Hi Sara, Mark and everyone reading this,
Thanks for your comments. There have been many times when people on this forum have helped me immensely.
Hopefully if someone else reads this thread, they may feel comfortable enough to reach out for help as well.
In time Navy Blue may reconnect and share his journey with us.
It would be wonderful if mental health issues had a STOP button, for some of us that is not the case.
We have all shared a little of our own journey here, maybe we have opened up old wounds we might like to share further.
For me, leading up to Christmas is a time of sadness and renewed grief as I think of the children we do not have here with us. There is still a sense of loss. Add that to the dysfunctionality of both our families and Christmas is not a pleasant experience.

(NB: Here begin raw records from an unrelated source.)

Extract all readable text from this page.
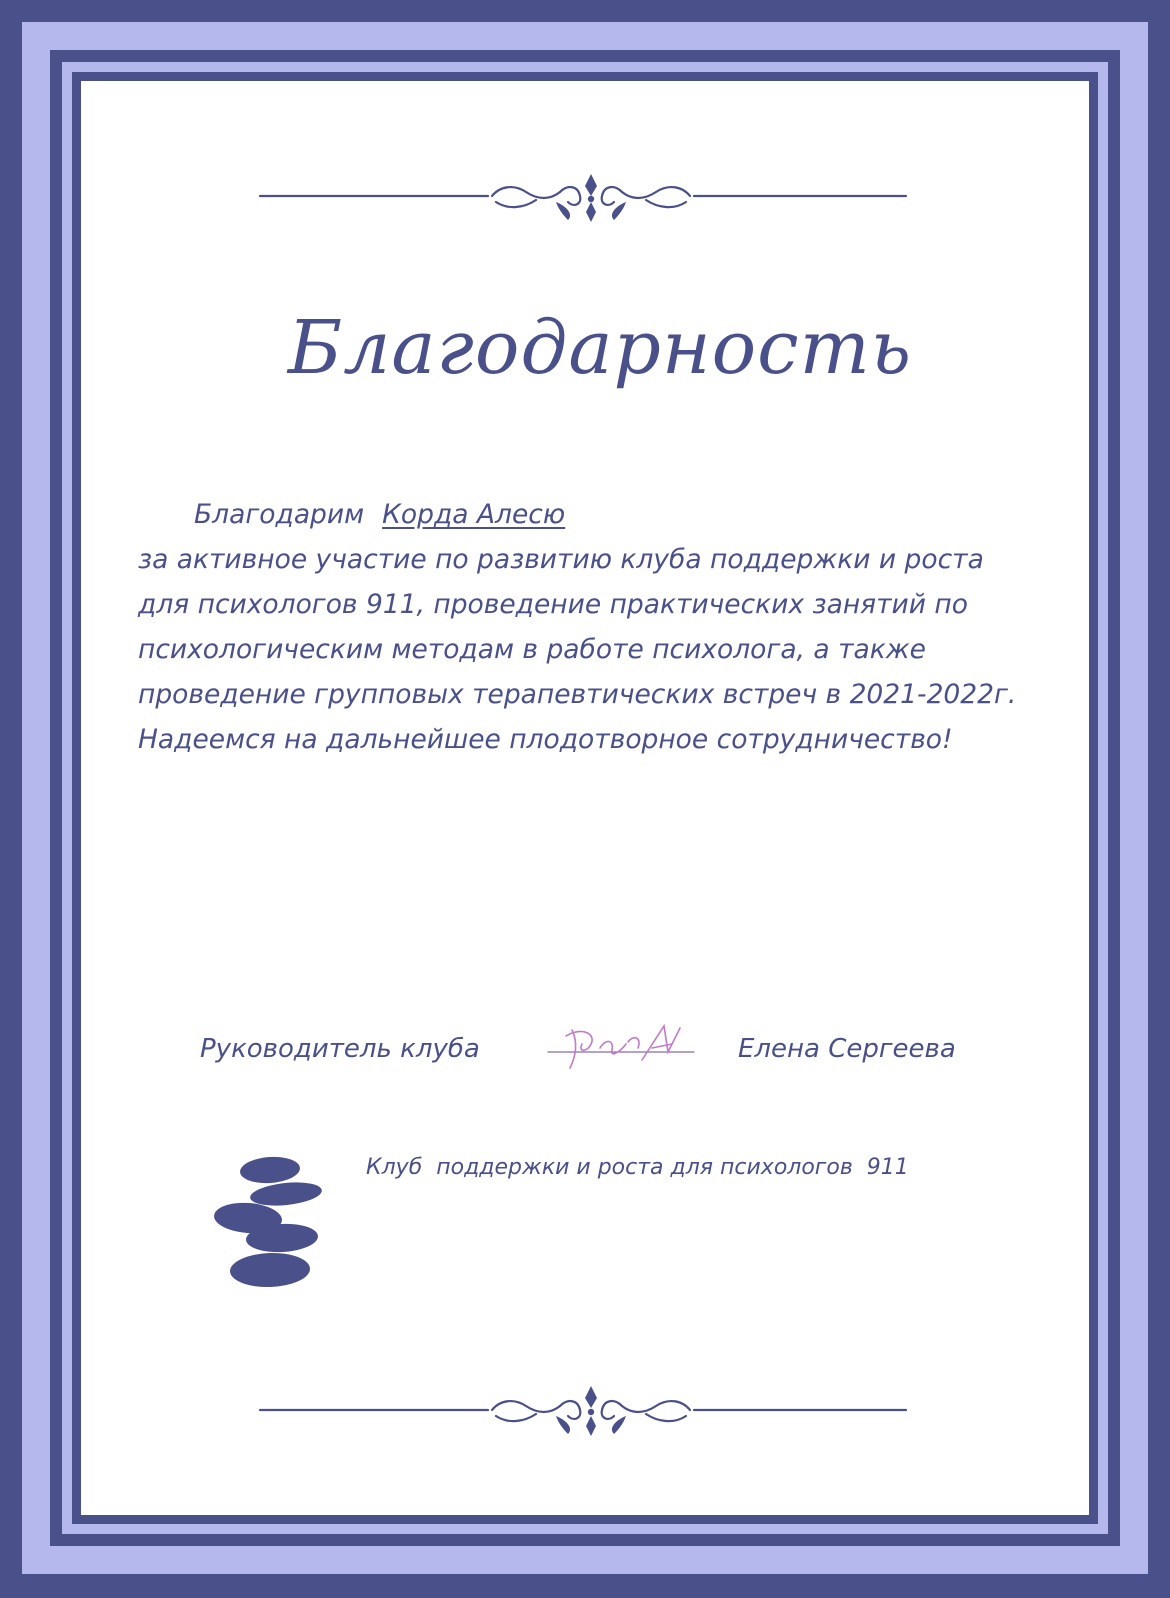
Благодарность
Благодарим Корда Алесю
за активное участие по развитию клуба поддержки и роста
для психологов 911, проведение практических занятий по
психологическим методам в работе психолога, а также
проведение групповых терапевтических встреч в 2021-2022г.
Надеемся на дальнейшее плодотворное сотрудничество!
Руководитель клуба	Елена Сергеева
Клуб  поддержки и роста для психологов  911
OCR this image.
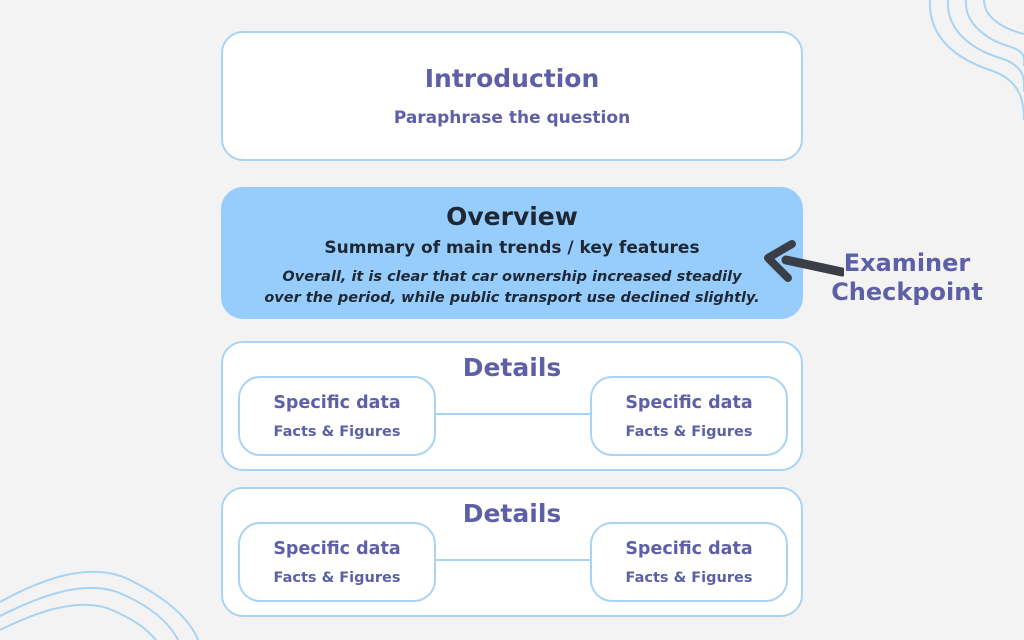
Introduction
Paraphrase the question
Overview
Summary of main trends / key features
Overall, it is clear that car ownership increased steadily
over the period, while public transport use declined slightly.
Details
Specific data
Facts & Figures
Specific data
Facts & Figures
Details
Specific data
Facts & Figures
Specific data
Facts & Figures
Examiner
Checkpoint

In years past my husband and I have been ignored from family gatherings because we do not have children. We would invite family to our place for Christmas, but they would not come because we did not have children.

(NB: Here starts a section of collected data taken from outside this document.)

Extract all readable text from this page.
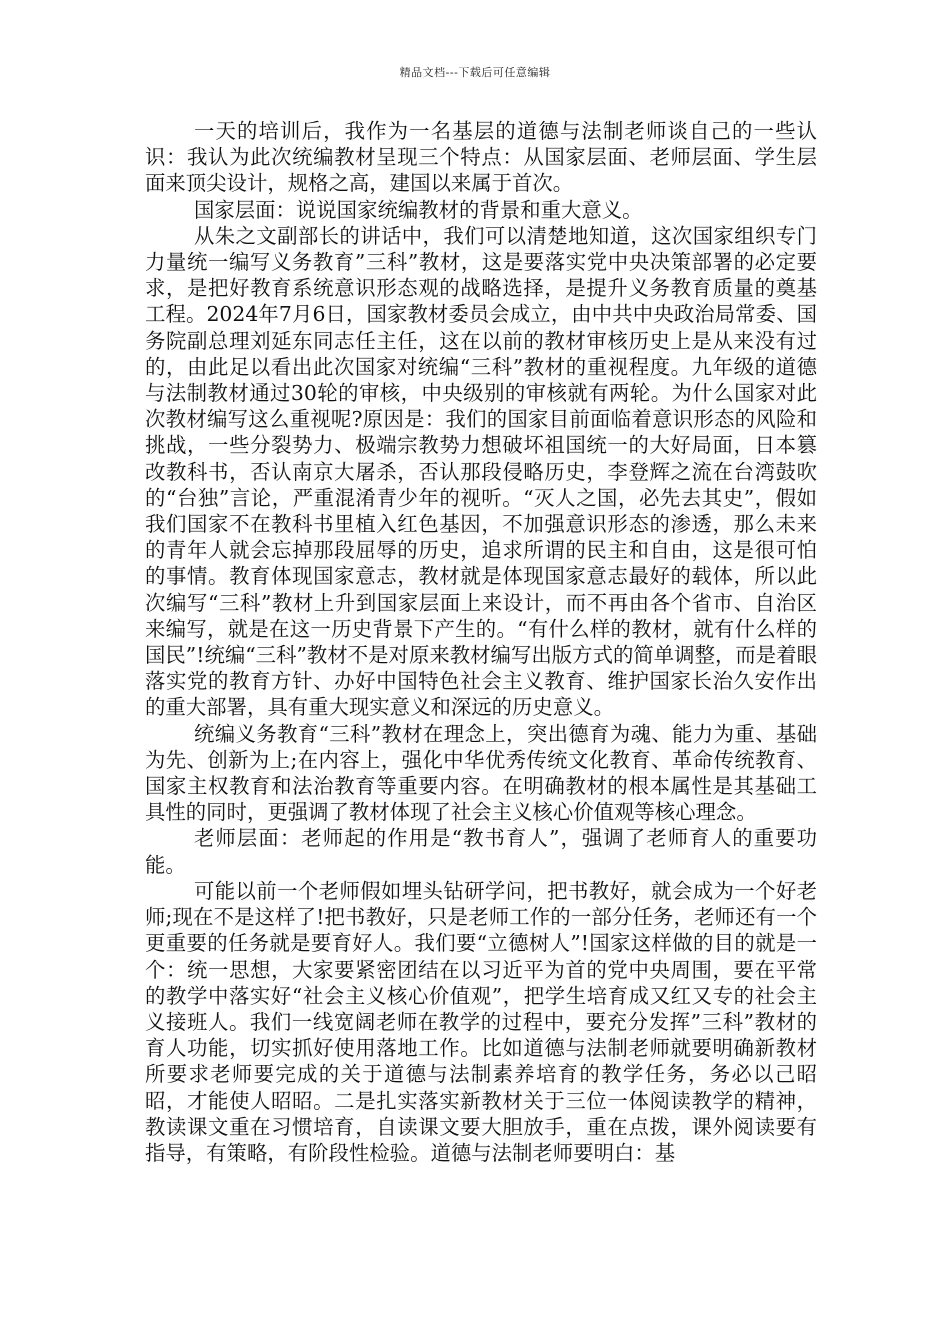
精品文档---下载后可任意编辑

一天的培训后，我作为一名基层的道德与法制老师谈自己的一些认识：我认为此次统编教材呈现三个特点：从国家层面、老师层面、学生层面来顶尖设计，规格之高，建国以来属于首次。

国家层面：说说国家统编教材的背景和重大意义。

从朱之文副部长的讲话中，我们可以清楚地知道，这次国家组织专门力量统一编写义务教育”三科”教材，这是要落实党中央决策部署的必定要求，是把好教育系统意识形态观的战略选择，是提升义务教育质量的奠基工程。2024年7月6日，国家教材委员会成立，由中共中央政治局常委、国务院副总理刘延东同志任主任，这在以前的教材审核历史上是从来没有过的，由此足以看出此次国家对统编“三科”教材的重视程度。九年级的道德与法制教材通过30轮的审核，中央级别的审核就有两轮。为什么国家对此次教材编写这么重视呢?原因是：我们的国家目前面临着意识形态的风险和挑战，一些分裂势力、极端宗教势力想破坏祖国统一的大好局面，日本篡改教科书，否认南京大屠杀，否认那段侵略历史，李登辉之流在台湾鼓吹的“台独”言论，严重混淆青少年的视听。“灭人之国，必先去其史”，假如我们国家不在教科书里植入红色基因，不加强意识形态的渗透，那么未来的青年人就会忘掉那段屈辱的历史，追求所谓的民主和自由，这是很可怕的事情。教育体现国家意志，教材就是体现国家意志最好的载体，所以此次编写“三科”教材上升到国家层面上来设计，而不再由各个省市、自治区来编写，就是在这一历史背景下产生的。“有什么样的教材，就有什么样的国民”!统编“三科”教材不是对原来教材编写出版方式的简单调整，而是着眼落实党的教育方针、办好中国特色社会主义教育、维护国家长治久安作出的重大部署，具有重大现实意义和深远的历史意义。

统编义务教育“三科”教材在理念上，突出德育为魂、能力为重、基础为先、创新为上;在内容上，强化中华优秀传统文化教育、革命传统教育、国家主权教育和法治教育等重要内容。在明确教材的根本属性是其基础工具性的同时，更强调了教材体现了社会主义核心价值观等核心理念。

老师层面：老师起的作用是“教书育人”，强调了老师育人的重要功能。

可能以前一个老师假如埋头钻研学问，把书教好，就会成为一个好老师;现在不是这样了!把书教好，只是老师工作的一部分任务，老师还有一个更重要的任务就是要育好人。我们要“立德树人”!国家这样做的目的就是一个：统一思想，大家要紧密团结在以习近平为首的党中央周围，要在平常的教学中落实好“社会主义核心价值观”，把学生培育成又红又专的社会主义接班人。我们一线宽阔老师在教学的过程中，要充分发挥”三科”教材的育人功能，切实抓好使用落地工作。比如道德与法制老师就要明确新教材所要求老师要完成的关于道德与法制素养培育的教学任务，务必以己昭昭，才能使人昭昭。二是扎实落实新教材关于三位一体阅读教学的精神，教读课文重在习惯培育，自读课文要大胆放手，重在点拨，课外阅读要有指导，有策略，有阶段性检验。道德与法制老师要明白：基
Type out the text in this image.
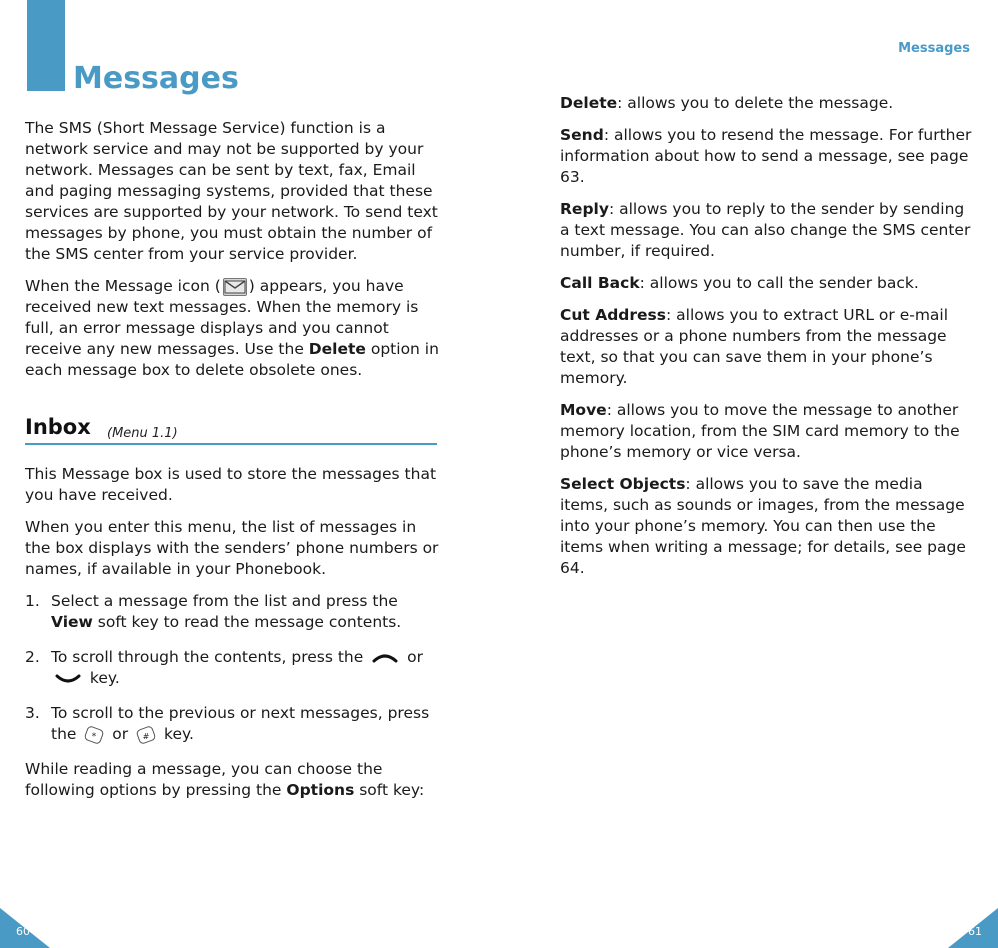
Messages
Messages

The SMS (Short Message Service) function is a network service and may not be supported by your network. Messages can be sent by text, fax, Email and paging messaging systems, provided that these services are supported by your network. To send text messages by phone, you must obtain the number of the SMS center from your service provider.

When the Message icon ( ) appears, you have received new text messages. When the memory is full, an error message displays and you cannot receive any new messages. Use the Delete option in each message box to delete obsolete ones.

Inbox (Menu 1.1)

This Message box is used to store the messages that you have received.

When you enter this menu, the list of messages in the box displays with the senders’ phone numbers or names, if available in your Phonebook.

1. Select a message from the list and press the View soft key to read the message contents.
2. To scroll through the contents, press the  or
key.
3. To scroll to the previous or next messages, press the * or # key.

While reading a message, you can choose the following options by pressing the Options soft key:

Delete: allows you to delete the message.

Send: allows you to resend the message. For further information about how to send a message, see page 63.

Reply: allows you to reply to the sender by sending a text message. You can also change the SMS center number, if required.

Call Back: allows you to call the sender back.

Cut Address: allows you to extract URL or e-mail addresses or a phone numbers from the message text, so that you can save them in your phone’s memory.

Move: allows you to move the message to another memory location, from the SIM card memory to the phone’s memory or vice versa.

Select Objects: allows you to save the media items, such as sounds or images, from the message into your phone’s memory. You can then use the items when writing a message; for details, see page 64.

60	61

Parents said they wanted to be with Grand children. Siblings wouldn't come then if the parents weren't attending. Sister in law stated they wouldn't come as her children would not have any kids to play with. Then the families would organise get togethers with their partners families as they all had children.
My husband surprised me yesterday by saying he has booked us a holiday from December 19th to the 27th! We will be having Christmas together, alone, if only I could leave the hurt and sadness of Christmases past in the past!
One of the reasons I sign off as Mrs Dools is because most days my husband only needs a house keeper, I have no live children, I have a strained relationship with my Mum who always wanted a son but had another daughter instead, and if I don't contact my in-laws we never hear from them as my husband doesn't see the need to call them.
On this forum I can be who I always desired to be, a person with a heart full of love and care for others. People here accept that. For some of those closest to me in real life my best is never good enough for them. I often question if I am woman enough. I'm trying to change that.
I will embrace who I am, starting from right now!